In a most recent court hearing on September 30, the Dutch state was convicted of the 1947 beheading of Indonesian aristocrat Andi Abubakar Lambogo during the Indonesian War of Independence. Lambogo's head was impaled on a bayonet and displayed on the market place, where the town's population, men, women, and children were forced to watch captured freedom fighters kiss their leader's severed head.
By the current ruling of the Dutch court, Lambogo's son Malik Abubakar will receive 874 Euros and 80 cents, calculated in this table by loss of livelihood until the son's 21st birthday and based on the average annual income of a farmer. This is a grave insult to Indonesia and to the Lambogo family, both as a bureaucratic calculation and as a slight to Lambogo's societal position.
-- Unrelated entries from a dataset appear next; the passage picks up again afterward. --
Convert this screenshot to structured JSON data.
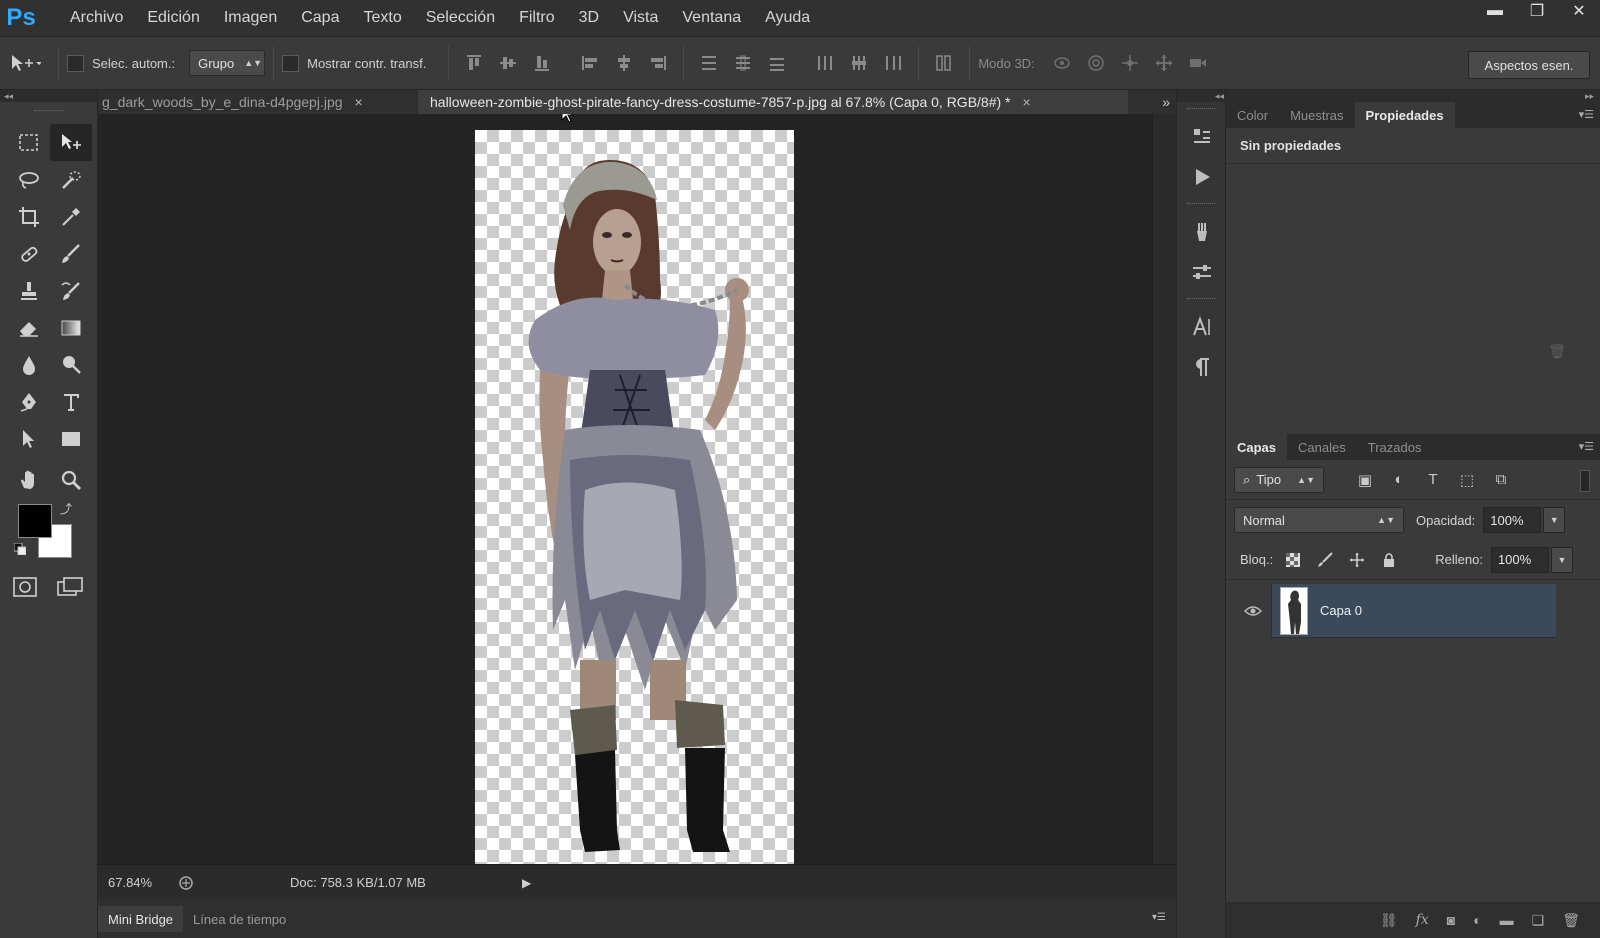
{
  "app": {
    "logo": "Ps"
  },
  "menu": [
    "Archivo",
    "Edición",
    "Imagen",
    "Capa",
    "Texto",
    "Selección",
    "Filtro",
    "3D",
    "Vista",
    "Ventana",
    "Ayuda"
  ],
  "window_controls": {
    "minimize": "▬",
    "restore": "❐",
    "close": "✕"
  },
  "options": {
    "auto_select_label": "Selec. autom.:",
    "auto_select_value": "Grupo",
    "show_transform_label": "Mostrar contr. transf.",
    "mode3d_label": "Modo 3D:",
    "workspace_button": "Aspectos esen."
  },
  "tabs": [
    {
      "label": "g_dark_woods_by_e_dina-d4pgepj.jpg",
      "close": "×"
    },
    {
      "label": "halloween-zombie-ghost-pirate-fancy-dress-costume-7857-p.jpg al 67.8% (Capa 0, RGB/8#) *",
      "close": "×"
    }
  ],
  "status": {
    "zoom": "67.84%",
    "doc": "Doc: 758.3 KB/1.07 MB"
  },
  "bottom_tabs": [
    "Mini Bridge",
    "Línea de tiempo"
  ],
  "properties_panel": {
    "tabs": [
      "Color",
      "Muestras",
      "Propiedades"
    ],
    "active_tab": "Propiedades",
    "body_text": "Sin propiedades"
  },
  "layers_panel": {
    "tabs": [
      "Capas",
      "Canales",
      "Trazados"
    ],
    "filter_label": "Tipo",
    "blend_mode": "Normal",
    "opacity_label": "Opacidad:",
    "opacity_value": "100%",
    "lock_label": "Bloq.:",
    "fill_label": "Relleno:",
    "fill_value": "100%",
    "layers": [
      {
        "name": "Capa 0",
        "visible": true,
        "selected": true
      }
    ]
  },
  "colors": {
    "accent": "#31a8ff",
    "foreground": "#000000",
    "background": "#ffffff",
    "selected_layer": "#3a4a5a"
  }
}
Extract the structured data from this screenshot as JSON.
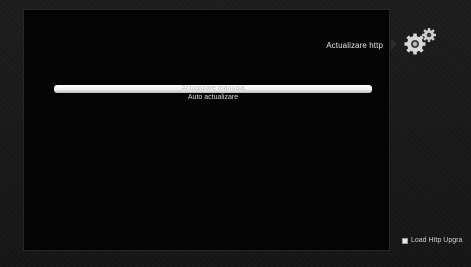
{
  "screen": {
    "title": "Actualizare http",
    "menu": {
      "items": [
        {
          "label": "Actualizare manuala",
          "selected": true
        },
        {
          "label": "Auto actualizare",
          "selected": false
        }
      ]
    },
    "sidebar": {
      "icon": "gears-icon",
      "load_option_label": "Load Http Upgra"
    }
  }
}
The Lambogo family has told CNN Indonesia that it will be returning the money as a form of protest.
In the following press release, Jeffry Pondaag explains how the Netherlands continues its colonial thinking to meet the bottom line rather than repair the wrongs perpetrated against human beings.
https://historibersama.com/dutch-state-convicted-for-the-beheading-of-lambogo-k-u-k-b/
After welcoming Jeffry Pondaag as a guest lecturer in our classes and as a consultant in meetings of Humanities Collaboratory antiracism research group this year, we plan to continue this collaboration in a future symposium around the topic of colonial reparations.